Pero tal vez quien mejor expresaba un sentimiento geniuno de compasión por la palma moribunda era un personaje con una máscara de tigre y con capa de lentejuales, que andaba brincado de un lado al otro de la jardinera. Simpatizamos inmediatamete cuando le pedí una entrevista para Gatopardo, por aquello que, de noche, todos los gatos son pardos. Cuando le pregunté su nombre me dijo que era un tigre, un tigre disfrazado de persona.

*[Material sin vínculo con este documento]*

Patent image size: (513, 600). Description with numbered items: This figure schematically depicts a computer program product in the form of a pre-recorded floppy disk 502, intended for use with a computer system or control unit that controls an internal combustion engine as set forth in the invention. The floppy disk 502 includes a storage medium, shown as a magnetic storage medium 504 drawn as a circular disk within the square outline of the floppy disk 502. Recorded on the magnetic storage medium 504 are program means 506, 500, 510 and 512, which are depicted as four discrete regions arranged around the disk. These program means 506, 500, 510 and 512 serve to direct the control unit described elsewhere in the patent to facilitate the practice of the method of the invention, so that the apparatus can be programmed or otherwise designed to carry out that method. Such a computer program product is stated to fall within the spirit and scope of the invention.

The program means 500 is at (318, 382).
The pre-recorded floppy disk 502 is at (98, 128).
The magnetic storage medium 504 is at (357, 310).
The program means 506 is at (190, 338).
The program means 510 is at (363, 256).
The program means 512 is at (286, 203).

Aquél momento no era un velorio, sino una conmemoración a una de los ciudadanas más destacadas de la ciudad. Lamentablemente, por motivos de salud, tenía que retirarse, pero había que reconocer el ejemplo que nos había dado, como testigo de la histioria de México, por haber resistido movimientos sociales, manifestaciones, temblores y tráfico. “Nos da constancia de que no hay que rendirse”, concluyó.
Las nubes se cargaron y una lluvia repentina, de las primeras del año, dispersó a todos los que estábamos en Reforma. Yo me fui a refugiar a un café, pensando en la lección de resistencia que acababa de recibir y cómo adaptarla a mi vida en la ciudad.